Pour sa quatrième année consécutive, la Musika Orchestra Academy, organe de formation de jeunes talents aux métiers de l’orchestre, se retrouvait au cœur de la Halle aux Grains pour le concert de clôture du stage annuel. L’orchestre amené par Pierre Bleuse est composé d’une centaine de jeunes artistes européens qui ont été coachés par des musiciens membres de l’Orchestre National du Capitole durant une semaine. L’objectif principal affiché était de créer un collectif à partir de talents individuels sur un court laps de temps.
Après une prise de parole rapide de l’équipe de Musika et un accord très scolaire de l’orchestre, Pierre Bleuse fait son entrée pour une première partie consacrée au compositeur Gustav Mahler. Si les premières notes sont hésitantes, l’orchestre respire rapidement comme un seul homme et le maestro en tire une puissance très importante dès la partie centrale de l’Adagio de la Cinquième Symphonie. Les suraigus des violons sont quelque peu stridents mais la sonorité générale est extrêmement brillante et subtile, toujours collective, à l’image des deux harpes, jamais noyées par l’orchestre mais jamais en dehors de ce dernier.
La mezzo-soprane Béatrice Uria-Monzon, parraine de la présente session, rejoint l’orchestre pour les Rückert-lieder. D’une voix très ornée et très lyrique, avec un vibrato extrême, elle exécute le Liebst du um schönheit. Partiellement couverte sur le Blicke mir nicht in die lieder, elle n’émerge que sur les fins de phrase, tout en puissance, chaque tenue étant portée crescendo. Après une brillante ouverture des vents sur le Um Mitternacht, l’interprétation vocale se fait plus nuancée, la partie de hautbois répondant aux soupirs de la chanteuse avec brio. Le flot continu des cordes accompagne sans mal le Ich Atmet einen linden duft.
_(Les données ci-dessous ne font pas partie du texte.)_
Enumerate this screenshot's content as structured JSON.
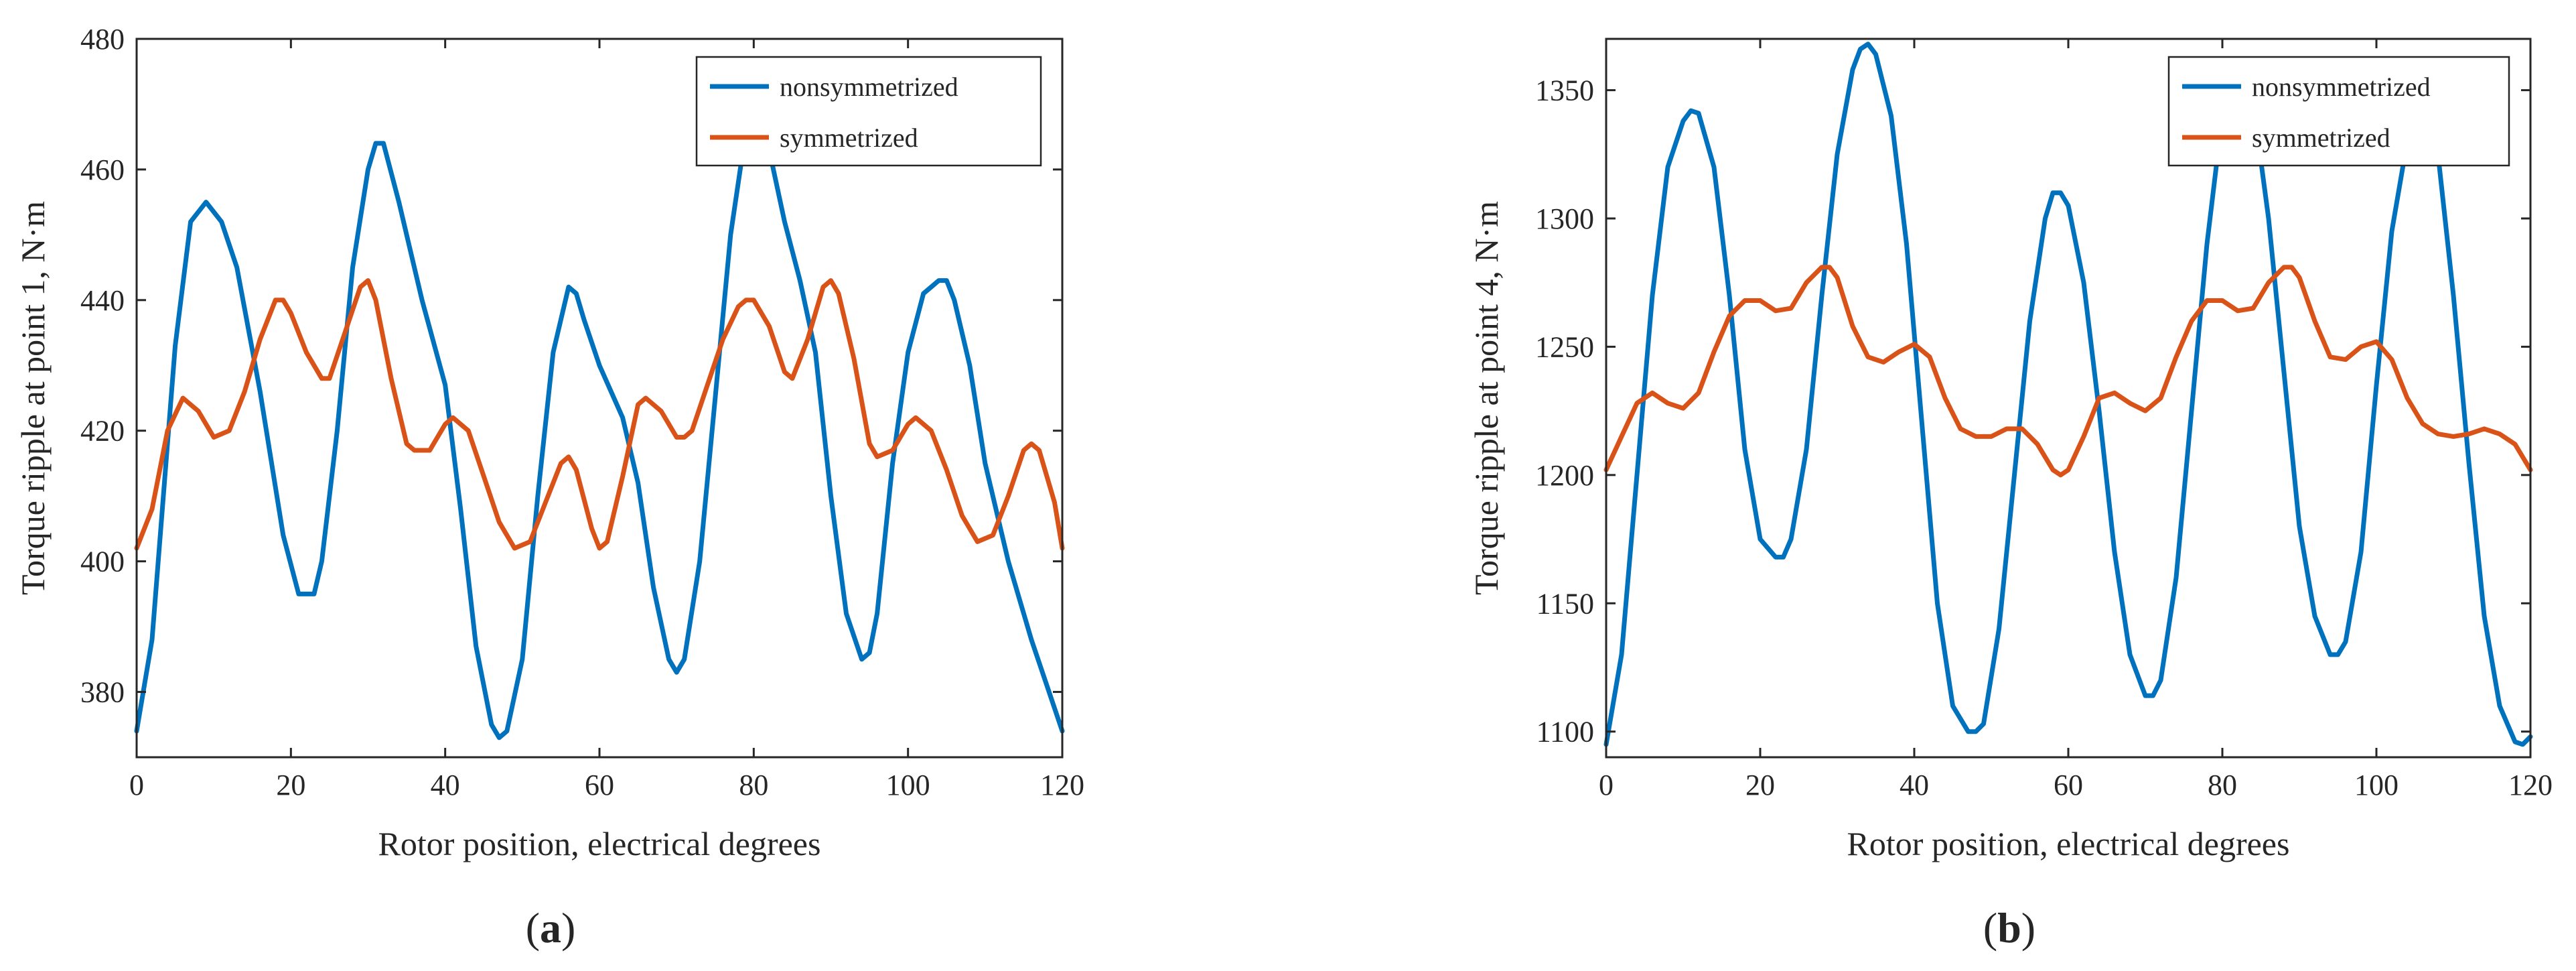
{
  "figure": {
    "panels": [
      {
        "label_open": "(",
        "label_letter": "a",
        "label_close": ")"
      },
      {
        "label_open": "(",
        "label_letter": "b",
        "label_close": ")"
      }
    ]
  },
  "chart_data": [
    {
      "type": "line",
      "xlabel": "Rotor position, electrical degrees",
      "ylabel": "Torque ripple at point 1, N·m",
      "xlim": [
        0,
        120
      ],
      "ylim": [
        370,
        480
      ],
      "xticks": [
        0,
        20,
        40,
        60,
        80,
        100,
        120
      ],
      "yticks": [
        380,
        400,
        420,
        440,
        460,
        480
      ],
      "grid": false,
      "legend_position": "top-right",
      "series": [
        {
          "name": "nonsymmetrized",
          "color": "#0072BD",
          "x": [
            0,
            2,
            5,
            7,
            9,
            11,
            13,
            16,
            19,
            21,
            23,
            24,
            26,
            28,
            30,
            31,
            32,
            34,
            37,
            40,
            42,
            44,
            46,
            47,
            48,
            50,
            52,
            54,
            56,
            57,
            58,
            60,
            63,
            65,
            67,
            69,
            70,
            71,
            73,
            75,
            77,
            79,
            81,
            82,
            84,
            86,
            88,
            90,
            92,
            94,
            95,
            96,
            98,
            100,
            102,
            104,
            105,
            106,
            108,
            110,
            113,
            116,
            120
          ],
          "y": [
            374,
            388,
            433,
            452,
            455,
            452,
            445,
            426,
            404,
            395,
            395,
            400,
            420,
            445,
            460,
            464,
            464,
            455,
            440,
            427,
            408,
            387,
            375,
            373,
            374,
            385,
            410,
            432,
            442,
            441,
            437,
            430,
            422,
            412,
            396,
            385,
            383,
            385,
            400,
            425,
            450,
            466,
            468,
            463,
            452,
            443,
            432,
            410,
            392,
            385,
            386,
            392,
            415,
            432,
            441,
            443,
            443,
            440,
            430,
            415,
            400,
            388,
            374
          ]
        },
        {
          "name": "symmetrized",
          "color": "#D95319",
          "x": [
            0,
            2,
            4,
            6,
            8,
            10,
            12,
            14,
            16,
            18,
            19,
            20,
            22,
            24,
            25,
            27,
            29,
            30,
            31,
            33,
            35,
            36,
            38,
            40,
            41,
            43,
            45,
            47,
            49,
            51,
            53,
            55,
            56,
            57,
            59,
            60,
            61,
            63,
            65,
            66,
            68,
            70,
            71,
            72,
            74,
            76,
            78,
            79,
            80,
            82,
            84,
            85,
            87,
            89,
            90,
            91,
            93,
            95,
            96,
            98,
            100,
            101,
            103,
            105,
            107,
            109,
            111,
            113,
            115,
            116,
            117,
            119,
            120
          ],
          "y": [
            402,
            408,
            420,
            425,
            423,
            419,
            420,
            426,
            434,
            440,
            440,
            438,
            432,
            428,
            428,
            435,
            442,
            443,
            440,
            428,
            418,
            417,
            417,
            421,
            422,
            420,
            413,
            406,
            402,
            403,
            409,
            415,
            416,
            414,
            405,
            402,
            403,
            413,
            424,
            425,
            423,
            419,
            419,
            420,
            427,
            434,
            439,
            440,
            440,
            436,
            429,
            428,
            434,
            442,
            443,
            441,
            431,
            418,
            416,
            417,
            421,
            422,
            420,
            414,
            407,
            403,
            404,
            410,
            417,
            418,
            417,
            409,
            402
          ]
        }
      ]
    },
    {
      "type": "line",
      "xlabel": "Rotor position, electrical degrees",
      "ylabel": "Torque ripple at point 4, N·m",
      "xlim": [
        0,
        120
      ],
      "ylim": [
        1090,
        1370
      ],
      "xticks": [
        0,
        20,
        40,
        60,
        80,
        100,
        120
      ],
      "yticks": [
        1100,
        1150,
        1200,
        1250,
        1300,
        1350
      ],
      "grid": false,
      "legend_position": "top-right",
      "series": [
        {
          "name": "nonsymmetrized",
          "color": "#0072BD",
          "x": [
            0,
            2,
            4,
            6,
            8,
            10,
            11,
            12,
            14,
            16,
            18,
            20,
            22,
            23,
            24,
            26,
            28,
            30,
            32,
            33,
            34,
            35,
            37,
            39,
            41,
            43,
            45,
            47,
            48,
            49,
            51,
            53,
            55,
            57,
            58,
            59,
            60,
            62,
            64,
            66,
            68,
            70,
            71,
            72,
            74,
            76,
            78,
            80,
            81,
            82,
            84,
            86,
            88,
            90,
            92,
            94,
            95,
            96,
            98,
            100,
            102,
            104,
            105,
            106,
            108,
            110,
            112,
            114,
            116,
            118,
            119,
            120
          ],
          "y": [
            1095,
            1130,
            1200,
            1270,
            1320,
            1338,
            1342,
            1341,
            1320,
            1270,
            1210,
            1175,
            1168,
            1168,
            1175,
            1210,
            1270,
            1325,
            1358,
            1366,
            1368,
            1364,
            1340,
            1290,
            1220,
            1150,
            1110,
            1100,
            1100,
            1103,
            1140,
            1200,
            1260,
            1300,
            1310,
            1310,
            1305,
            1275,
            1225,
            1170,
            1130,
            1114,
            1114,
            1120,
            1160,
            1225,
            1290,
            1340,
            1355,
            1360,
            1345,
            1300,
            1240,
            1180,
            1145,
            1130,
            1130,
            1135,
            1170,
            1235,
            1295,
            1330,
            1340,
            1340,
            1325,
            1270,
            1205,
            1145,
            1110,
            1096,
            1095,
            1098
          ]
        },
        {
          "name": "symmetrized",
          "color": "#D95319",
          "x": [
            0,
            2,
            4,
            6,
            8,
            10,
            12,
            14,
            16,
            18,
            20,
            22,
            24,
            26,
            28,
            29,
            30,
            32,
            34,
            36,
            38,
            40,
            42,
            44,
            46,
            48,
            50,
            52,
            54,
            56,
            58,
            59,
            60,
            62,
            64,
            66,
            68,
            70,
            72,
            74,
            76,
            78,
            80,
            82,
            84,
            86,
            88,
            89,
            90,
            92,
            94,
            96,
            98,
            100,
            102,
            104,
            106,
            108,
            110,
            112,
            114,
            116,
            118,
            120
          ],
          "y": [
            1202,
            1215,
            1228,
            1232,
            1228,
            1226,
            1232,
            1248,
            1262,
            1268,
            1268,
            1264,
            1265,
            1275,
            1281,
            1281,
            1277,
            1258,
            1246,
            1244,
            1248,
            1251,
            1246,
            1230,
            1218,
            1215,
            1215,
            1218,
            1218,
            1212,
            1202,
            1200,
            1202,
            1215,
            1230,
            1232,
            1228,
            1225,
            1230,
            1246,
            1260,
            1268,
            1268,
            1264,
            1265,
            1275,
            1281,
            1281,
            1277,
            1260,
            1246,
            1245,
            1250,
            1252,
            1245,
            1230,
            1220,
            1216,
            1215,
            1216,
            1218,
            1216,
            1212,
            1202
          ]
        }
      ]
    }
  ]
}
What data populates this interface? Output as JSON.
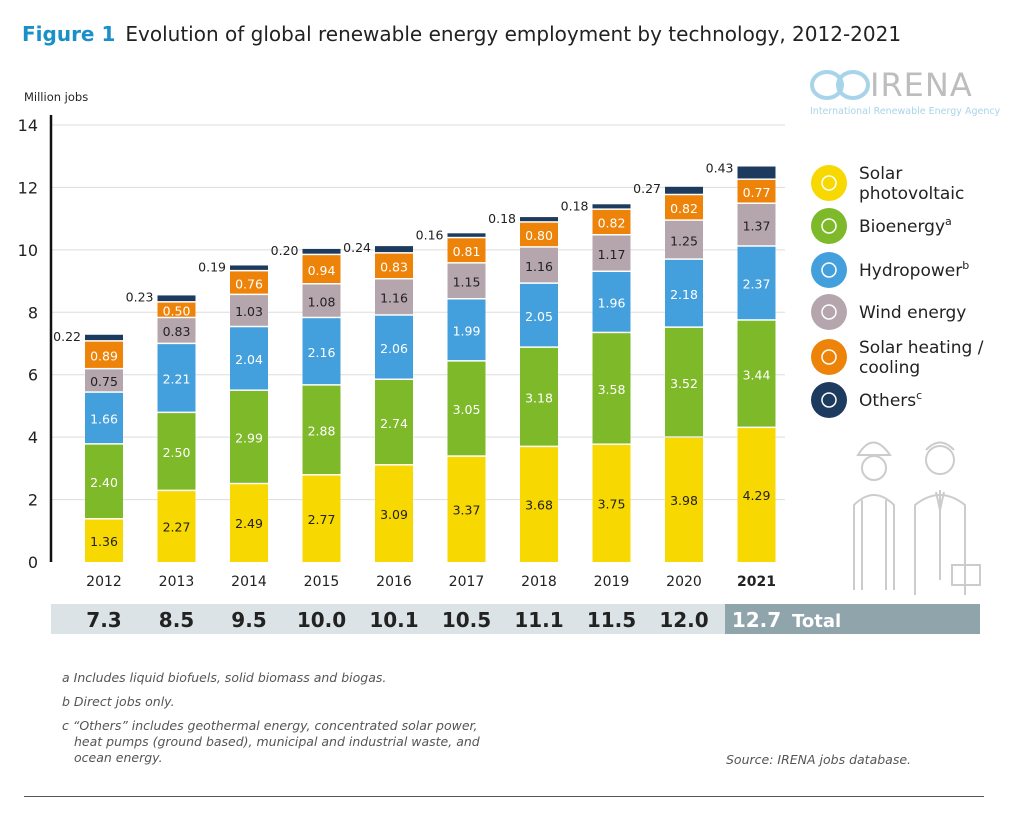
{
  "figure_label": "Figure 1",
  "title": "Evolution of global renewable energy employment by technology, 2012-2021",
  "logo": {
    "name": "IRENA",
    "subtitle": "International Renewable Energy Agency"
  },
  "chart_data": {
    "type": "bar",
    "stacked": true,
    "ylabel": "Million jobs",
    "ylim": [
      0,
      14
    ],
    "yticks": [
      0,
      2,
      4,
      6,
      8,
      10,
      12,
      14
    ],
    "grid": true,
    "legend_position": "right",
    "categories": [
      "2012",
      "2013",
      "2014",
      "2015",
      "2016",
      "2017",
      "2018",
      "2019",
      "2020",
      "2021"
    ],
    "series": [
      {
        "name": "Solar photovoltaic",
        "color": "#f7d800",
        "icon": "sun-icon",
        "values": [
          1.36,
          2.27,
          2.49,
          2.77,
          3.09,
          3.37,
          3.68,
          3.75,
          3.98,
          4.29
        ]
      },
      {
        "name": "Bioenergy",
        "sup": "a",
        "color": "#7db928",
        "icon": "leaf-icon",
        "values": [
          2.4,
          2.5,
          2.99,
          2.88,
          2.74,
          3.05,
          3.18,
          3.58,
          3.52,
          3.44
        ]
      },
      {
        "name": "Hydropower",
        "sup": "b",
        "color": "#44a0dc",
        "icon": "water-drop-icon",
        "values": [
          1.66,
          2.21,
          2.04,
          2.16,
          2.06,
          1.99,
          2.05,
          1.96,
          2.18,
          2.37
        ]
      },
      {
        "name": "Wind energy",
        "color": "#b5a6ad",
        "icon": "wind-turbine-icon",
        "values": [
          0.75,
          0.83,
          1.03,
          1.08,
          1.16,
          1.15,
          1.16,
          1.17,
          1.25,
          1.37
        ]
      },
      {
        "name": "Solar heating / cooling",
        "color": "#ee8309",
        "icon": "sun-icon",
        "values": [
          0.89,
          0.5,
          0.76,
          0.94,
          0.83,
          0.81,
          0.8,
          0.82,
          0.82,
          0.77
        ]
      },
      {
        "name": "Others",
        "sup": "c",
        "color": "#1d3a5f",
        "icon": "plus-plus-icon",
        "values": [
          0.22,
          0.23,
          0.19,
          0.2,
          0.24,
          0.16,
          0.18,
          0.18,
          0.27,
          0.43
        ]
      }
    ],
    "totals": [
      "7.3",
      "8.5",
      "9.5",
      "10.0",
      "10.1",
      "10.5",
      "11.1",
      "11.5",
      "12.0",
      "12.7"
    ],
    "total_label": "Total"
  },
  "footnotes": [
    "a  Includes liquid biofuels, solid biomass and biogas.",
    "b  Direct jobs only.",
    "c  “Others” includes geothermal energy, concentrated solar power,",
    "heat pumps (ground based), municipal and industrial waste, and",
    "ocean energy."
  ],
  "source": "Source: IRENA jobs database."
}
Ich bin der Welt abhanden gekommen. Sur un lieder invitant plutôt à l’introspection et à la contemplation, Béatrice Uria-Monzon fait le choix d’une interprétation en puissance. On apprécie le choix de l’orchestre et en particulier du violon solo de s’adapter à la voix et d’en reprendre le vibrato extrême. Pierre Bleuse étend le dernier accord, faisant ainsi ressortir tous les timbres et couleurs qui s’ajoutent au fur et à mesure avant de féliciter chaleureusement ses musiciens.À mains nues, Pierre Bleuse lance ensuite la création de Vaste champ temporel à vivre joyeusement du compositeur Eric Montalbetti, présent dans la salle. Aux stridents accords préliminaires dévolus aux cordes succède un balancement fixé sur les contrebasses et les vents. L’œuvre atonale est riche d’emprunts à des univers plus ou moins proches : ici un violon plutôt classique, là des traits de clarinette aux accents jazz. Les vents piaillent au-dessus de longues tenues aux cordes et le chef lance les piques qui s’additionnent progressivement jusqu’à former des climax saturés. Dirigeant des vagues sonores allant du frémissement au cluster, Pierre Bleuse soigne également les micro-motifs récurrents comme ces quintes qui passent de pupitre en pupitre. Si des voix supérieures se détachent, on continue de percevoir les mouvements ascendants et descendants au sein de l’orchestre, en termes de hauteurs comme de nuances. Un silenzio subito permet de reconstruire à nouveau une atmosphère figurative. L’œuvre cache une technicité remarquable.
Romeo et Juliette de Prokofiev marquera la fin du concert. L’effectif est à son comble avec sa centaine de musiciens. Une nouvelle fois, le chef demande un engagement et une puissance inouïe à son orchestre sur le fameux thème du premier mouvement, accentuant l’aspect grossier voulu par le compositeur. Un soin remarquable est apporté aux doublures des thèmes mêlant les timbres de différents instruments. Le geste est court et peu ample sur les mouvements rapides mais trouve plus de largesse pour le saxophone, la clarinette et le duo de flûtes. L’aspect épique est visible sur l’estrade ou le maestro saute, poings serrés, et envoie les coups de basses et de grosse caisse tels des coups d’épée. Prenant un peu de temps entre les mouvements pour une nécessaire concentration et un retour à la douceur, c’est les bras grands ouverts sur les plaintes des cordes et les derniers accords fortissimo que le chef clôture sa soirée.
Avec la présentation d’un programme si ambitieux, intense et variée, on pardonnera largement les rares maladresses clairement issues de la fébrilité de jeunes musiciens dont le talent s’est malgré tout largement exprimé tout au long de la soirée. « La musique n’est pas un métier », indiquera Pierre Bleuse à l’occasion de la Danzon n°2 d’Arturo Márquez offerte en bis. Il aura démontré, en effet, qu’elle est avant tout passion et investissement.